Jamie Olson, Ph.D., associate professor of English, has published a number of his translations of postmodern theological poems by Timur Kibirov, considered one of Russia’s most important contemporary poets. Featured in the February 23 issue of America: The National Catholic Review, one poem is entitled, “Rooster, rooster.”
Other Kibirov poems were published in Asymptote in October and in Two Lines: World Writing in Translation, in March. Olson also writes about poetry, translation and Russian Culture on his blog, The Flaxen Wave.
Seeking the American Dream
Robert C. Hauhart, Ph.D., professor in the Department of Society and Social Justice, recently published “American Sociology’s Investigations of the American Dream: Retrospect and Prospect” in The American Sociologist. On the basis of this work, Hauhart has signed a contract with Palgrave MacMillan, New York, to write “Seeking the American Dream: A Sociological Inquiry.” The book was released in spring 2016. Hauhart also collaborated with 2012 Valedictorian Kim Menius to revise her thesis for publication in the peer-reviewed International Journal of Criminology and Sociology.
Upcoming Harvey Lecture Series
Ideas on Policing for Justice and Ending Over-Incarceration
Many police nationwide have adopted "zero tolerance" policing and roused concern from the public due to racially biased "stop and frisk" practices.

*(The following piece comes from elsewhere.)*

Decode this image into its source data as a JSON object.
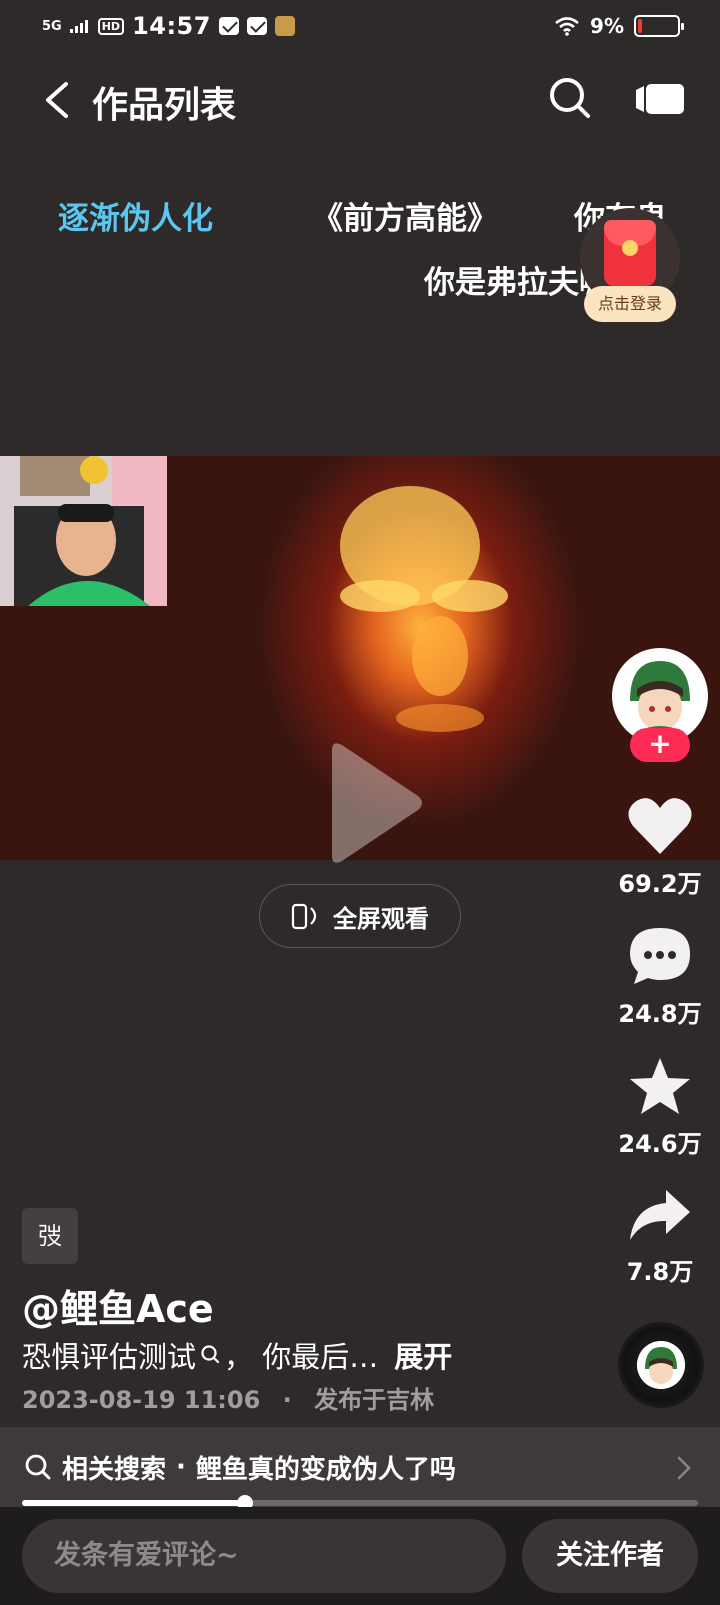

Likewise, our nation's prisons are filled with a disproportionate percentage of people of color. Join our speakers as they consider these issues from a social justice perspective.
Les Bailey Writers Series
Spokane native Jess Walter, award-winning author of eight books, is guest speaker for the Second Annual Les Bailey Writers Series on September 30, 7 p.m., in the Worthington Conference Center. Walter is also a career journalist, writes screenplays and held a spot on the New York Times bestseller list for more than a year because of his 2012 novel, “Beautiful Ruins.” He has won numerous awards for his writing, including the 2005 Edgar Allen Poe Award.